Barr previously served as U.S. attorney general under President George H.W. Bush in the early 1990s. The Republican later represented private-sector clients, and Caterpillar was one of the largest.

Reuters reports that "much was at stake for Caterpillar" in the DOJ's investigation. According to Reuters, "Since 2018, the Internal Revenue Service has been demanding $2.3 billion in payments from the company in connection with the tax matters under criminal investigation. The company is contesting that finding."

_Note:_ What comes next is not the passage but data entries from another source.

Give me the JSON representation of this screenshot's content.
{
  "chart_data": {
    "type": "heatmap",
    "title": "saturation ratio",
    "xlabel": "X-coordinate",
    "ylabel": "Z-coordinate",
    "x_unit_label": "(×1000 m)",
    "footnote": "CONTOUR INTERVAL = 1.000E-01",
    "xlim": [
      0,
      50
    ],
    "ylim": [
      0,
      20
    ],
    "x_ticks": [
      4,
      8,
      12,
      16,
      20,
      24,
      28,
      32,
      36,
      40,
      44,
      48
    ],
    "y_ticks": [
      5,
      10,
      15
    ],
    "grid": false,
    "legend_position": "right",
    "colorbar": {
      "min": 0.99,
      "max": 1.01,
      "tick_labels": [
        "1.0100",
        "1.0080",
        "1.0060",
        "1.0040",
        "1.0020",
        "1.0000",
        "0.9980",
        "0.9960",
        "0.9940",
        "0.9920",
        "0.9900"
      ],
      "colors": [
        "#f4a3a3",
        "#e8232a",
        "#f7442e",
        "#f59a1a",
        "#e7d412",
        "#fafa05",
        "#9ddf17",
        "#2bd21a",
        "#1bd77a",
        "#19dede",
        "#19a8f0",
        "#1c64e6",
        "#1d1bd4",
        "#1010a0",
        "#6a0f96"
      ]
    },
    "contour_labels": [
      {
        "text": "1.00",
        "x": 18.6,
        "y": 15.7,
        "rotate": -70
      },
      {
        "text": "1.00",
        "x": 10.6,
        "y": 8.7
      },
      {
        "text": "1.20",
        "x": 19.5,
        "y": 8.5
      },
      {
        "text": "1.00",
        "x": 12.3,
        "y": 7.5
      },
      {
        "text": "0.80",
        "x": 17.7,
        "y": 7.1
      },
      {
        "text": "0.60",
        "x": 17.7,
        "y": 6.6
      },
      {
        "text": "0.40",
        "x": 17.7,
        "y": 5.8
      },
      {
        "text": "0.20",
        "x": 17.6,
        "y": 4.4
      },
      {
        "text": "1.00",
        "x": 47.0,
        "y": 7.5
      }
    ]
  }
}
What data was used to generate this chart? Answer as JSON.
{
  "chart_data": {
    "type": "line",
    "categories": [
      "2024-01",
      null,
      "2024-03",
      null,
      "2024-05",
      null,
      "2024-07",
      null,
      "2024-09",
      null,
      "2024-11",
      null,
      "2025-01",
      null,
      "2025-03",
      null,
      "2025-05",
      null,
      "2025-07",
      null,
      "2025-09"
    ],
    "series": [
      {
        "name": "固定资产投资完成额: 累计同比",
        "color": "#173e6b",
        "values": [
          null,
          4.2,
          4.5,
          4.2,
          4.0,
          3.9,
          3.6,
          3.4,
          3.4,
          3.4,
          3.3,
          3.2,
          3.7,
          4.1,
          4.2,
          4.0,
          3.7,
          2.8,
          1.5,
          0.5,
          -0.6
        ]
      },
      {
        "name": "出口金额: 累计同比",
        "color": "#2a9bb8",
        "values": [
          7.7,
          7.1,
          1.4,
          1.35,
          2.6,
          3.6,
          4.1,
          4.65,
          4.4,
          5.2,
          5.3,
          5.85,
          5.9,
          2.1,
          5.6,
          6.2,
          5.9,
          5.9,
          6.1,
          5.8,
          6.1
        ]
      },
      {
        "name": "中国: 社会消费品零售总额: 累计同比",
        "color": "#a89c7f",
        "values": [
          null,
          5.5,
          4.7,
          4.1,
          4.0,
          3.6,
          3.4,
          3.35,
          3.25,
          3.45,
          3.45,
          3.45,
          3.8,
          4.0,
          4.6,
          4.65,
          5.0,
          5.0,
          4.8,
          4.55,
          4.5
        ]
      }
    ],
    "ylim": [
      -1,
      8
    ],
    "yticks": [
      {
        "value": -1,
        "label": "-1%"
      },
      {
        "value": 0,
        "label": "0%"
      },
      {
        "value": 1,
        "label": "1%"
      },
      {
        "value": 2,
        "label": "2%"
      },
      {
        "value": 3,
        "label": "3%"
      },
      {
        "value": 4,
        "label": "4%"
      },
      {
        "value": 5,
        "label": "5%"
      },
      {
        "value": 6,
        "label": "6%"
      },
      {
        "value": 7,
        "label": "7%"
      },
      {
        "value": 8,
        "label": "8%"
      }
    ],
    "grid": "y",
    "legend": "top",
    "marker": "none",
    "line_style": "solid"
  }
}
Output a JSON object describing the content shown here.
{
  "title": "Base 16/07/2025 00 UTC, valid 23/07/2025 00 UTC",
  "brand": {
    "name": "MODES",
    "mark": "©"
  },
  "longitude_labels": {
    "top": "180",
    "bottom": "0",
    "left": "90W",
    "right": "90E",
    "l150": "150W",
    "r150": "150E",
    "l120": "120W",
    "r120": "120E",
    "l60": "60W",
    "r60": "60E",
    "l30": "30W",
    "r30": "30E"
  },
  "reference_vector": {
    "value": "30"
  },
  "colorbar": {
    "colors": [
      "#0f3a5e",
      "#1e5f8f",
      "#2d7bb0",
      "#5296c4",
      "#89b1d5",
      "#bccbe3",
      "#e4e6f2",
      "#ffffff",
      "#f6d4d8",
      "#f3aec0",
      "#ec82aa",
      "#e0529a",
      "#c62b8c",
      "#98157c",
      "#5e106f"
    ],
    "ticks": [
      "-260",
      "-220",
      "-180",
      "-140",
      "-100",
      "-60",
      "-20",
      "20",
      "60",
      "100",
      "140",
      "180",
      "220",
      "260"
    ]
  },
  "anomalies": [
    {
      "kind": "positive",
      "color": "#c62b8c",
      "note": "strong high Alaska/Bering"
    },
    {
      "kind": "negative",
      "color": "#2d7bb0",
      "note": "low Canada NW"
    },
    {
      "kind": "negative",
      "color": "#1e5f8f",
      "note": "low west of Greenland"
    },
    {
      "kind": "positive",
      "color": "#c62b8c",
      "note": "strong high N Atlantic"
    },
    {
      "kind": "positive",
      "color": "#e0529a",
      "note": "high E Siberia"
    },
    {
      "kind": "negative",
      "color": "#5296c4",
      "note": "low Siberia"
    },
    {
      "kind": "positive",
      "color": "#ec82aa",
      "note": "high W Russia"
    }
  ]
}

A week after Trump nominated Barr, Reuters reports, the DOJ investigators who were handling the Caterpillar probe were told to take "no further action" in the case. In an e-mail that Reuters has obtained a copy of, Jason LeBeau — one of the agents on the case — wrote, "I was instructed on December 13, 2018 that the Tax Division and the Office of the Deputy Attorney General jointly came to the decision that no further action was to be taken on the matter until further notice."

Reuters requested interviews from LeBeau as well as the IRS and Rod Rosenstein, who was deputy attorney general in late 2018. But all of them either declined to be interviewed or did not respond to Reuters' request.

Former federal prosecutor Renato Mariotti has weighed in on Reuters' report, tweeting:

In 2017, Caterpillar's offices in Illinois were raided by three federal law enforcement agencies — and two weeks after that raid, Kalmbacher notes in Law & Crime, Barr "was announced as counsel for the beleaguered company." Caterpillar CEO Jim Umpleby said that Barr would "take a fresh look at Caterpillar's disputes with the government, get all the facts, and then help us bring these matters to proper resolution based on the merits."

Kalmbacher stresses, "To be clear, the investigation is technically still open but is effectively inactive." And the Law & Crime reporter quotes an "anonymous source close to the Central District of Illinois" as saying of the DOJ's Caterpillar probe, "It's slowed, it's stalled, it's languishing. Not a lot of action is being taken.